Thanks, was planning on giving them until next month since I had the final of my scheduled appointments for the near future recently, so want to give them time to get correct reimbursements for all of them so I can just ask for one refund (if it comes down to that). I’m not worried about the refund. I can just dispute with my credit card if necessary, and if it gets to that point, obviously not going back to the same dentist so don’t care if they’re upset about it.
Not sure I follow the question exactly, but insurance only pays 95% of what’s covered. Also, there are some procedures that aren’t covered. I pay what the dentist thinks my responsibility will be. As I’m learning from this thread, that’s not common. With my last dentist, who was awesome, I don’t even recall how he did it. But I do remember the amounts that my HRA paid me (based in info the administrator gets directly from the insurance company) were identical to the charges from my dentist on my credit card.
I stupidly didn’t even bother checking the charges from the dentist until I saw the reimbursement from the HRA and was searching my credit card transactions for that amount, and nothing was coming up. I think it’s just a less financially competent office (even though it’s a large practice compared to my other dentist that was just two dentists in the practice).
This is my current situation it appears. They hopefully, I won’t have to chase them for the money.
Your insurer pays you personally? How do you set this up? Is this common or something specific to your insurer and/or plan?
Yeah, I was nervous about that initially, but I confirmed that my dentist is listed as in plan per Metlife’s website.
I’m not sure what that has to do with my question?
Shandril said she pays the dentist the full amount, the dentist bills the insurance, and the insurance reimburses her for what was covered. That seems pretty unusual. Generally, I thought that if the dentist bills the insurance, the insurance pays the dentists. Or If you pay the dentist, you need then to pursue reimbursement from the insurance yourself.
I like your dentist, as long as his name isn’t Zell, and he doesn’t repeatedly ask if it is safe.
One question, though. Does he know that you have insurance? If not, how does he know to discount his fool blown rate? Okay, that was two questions.
So how did you end up in a situation where the dentist owes you money? Did they underestimate how much insurance would pay them and charged you more in the past?
The reason I asked is because at least my dental insurance works as follows: it fully covers some of the most basic things, like 2 cleanings per year, composite fillings in the front / amalgam in the back, and for all other procedures (or filling upgrades) the dentist agrees to charge the rates approved by the insurance (and there’s a schedule I can download). An in-network dentist can’t just add 5% to everything.
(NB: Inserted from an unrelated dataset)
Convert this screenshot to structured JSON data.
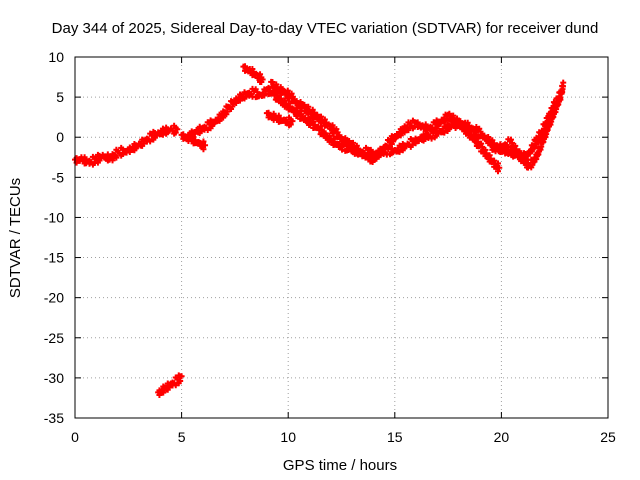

I agree that the short descriptions are not written to be understood by anyone outside of that profession. I usually just look at the billing codes, that’s how the rate schedule is organized. And those codes are standard, so you can google their actual meaning.
That’s not an “or”, that’s the result of the dentist being paid by the insurance. Which I would’ve assumed was the case, except that she said “then I get reimbursed by my insurer” which implies a direct payment to her - which generally doesnt happen when the dentist bills the insurer.